Abstract
Forming, maintaining, and ending romantic relationship is a crucial developmental task in emerging adulthood and highly correlated with psychosocial well-being. Although the direction of associations between relational and individual processes has been investigated in married couples, the longitudinal links between relationship satisfaction and life satisfaction has not yet been explored in premarital relationships of emerging adults. Therefore, the present study aimed to explore whether there is a top-down, bottom-up, or bidirectional effect between these two variables. Emerging adults (n = 182; 155 females, 27 males; Mage = 21.23, SDage = 1.62) from a public university responded self-report measures of the Couples Satisfaction Index and the Satisfaction with Life Scale at two time points over a 14-week interval. A cross-lagged autoregressive panel model analysis indicated that there was a bidirectional association between satisfaction in relationship domain and overall life satisfaction in premarital romantic relationships of emerging adults. The present findings importantly contribute to close relationships and well-being literatures.
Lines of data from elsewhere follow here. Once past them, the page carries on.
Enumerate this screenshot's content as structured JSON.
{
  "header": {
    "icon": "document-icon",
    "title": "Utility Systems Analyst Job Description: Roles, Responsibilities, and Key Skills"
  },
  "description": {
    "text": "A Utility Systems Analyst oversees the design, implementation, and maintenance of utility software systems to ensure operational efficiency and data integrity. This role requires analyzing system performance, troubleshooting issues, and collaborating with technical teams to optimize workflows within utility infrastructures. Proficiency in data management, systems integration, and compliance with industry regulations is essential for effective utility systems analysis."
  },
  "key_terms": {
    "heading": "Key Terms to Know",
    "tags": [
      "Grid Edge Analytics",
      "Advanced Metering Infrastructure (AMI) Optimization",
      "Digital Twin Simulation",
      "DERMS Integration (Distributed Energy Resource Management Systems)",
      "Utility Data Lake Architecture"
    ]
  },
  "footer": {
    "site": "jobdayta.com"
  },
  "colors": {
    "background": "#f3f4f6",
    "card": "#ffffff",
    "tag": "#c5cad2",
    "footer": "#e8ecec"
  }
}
Study strengths, limitations, and implications are discussed.
Ethical approval
All procedures performed in studies involving human participants were in accordance with the ethical standards of the institutional and/or national research committee (Aydın Adnan Menderes University Educational Research Ethics Board) and with the 1964 Helsinki declaration and its later amendments or comparable ethical standards.
Disclosure statement
No potential conflict of interest was reported by the authors.
Informed consent
Informed consent was obtained from all individual participants included in the study.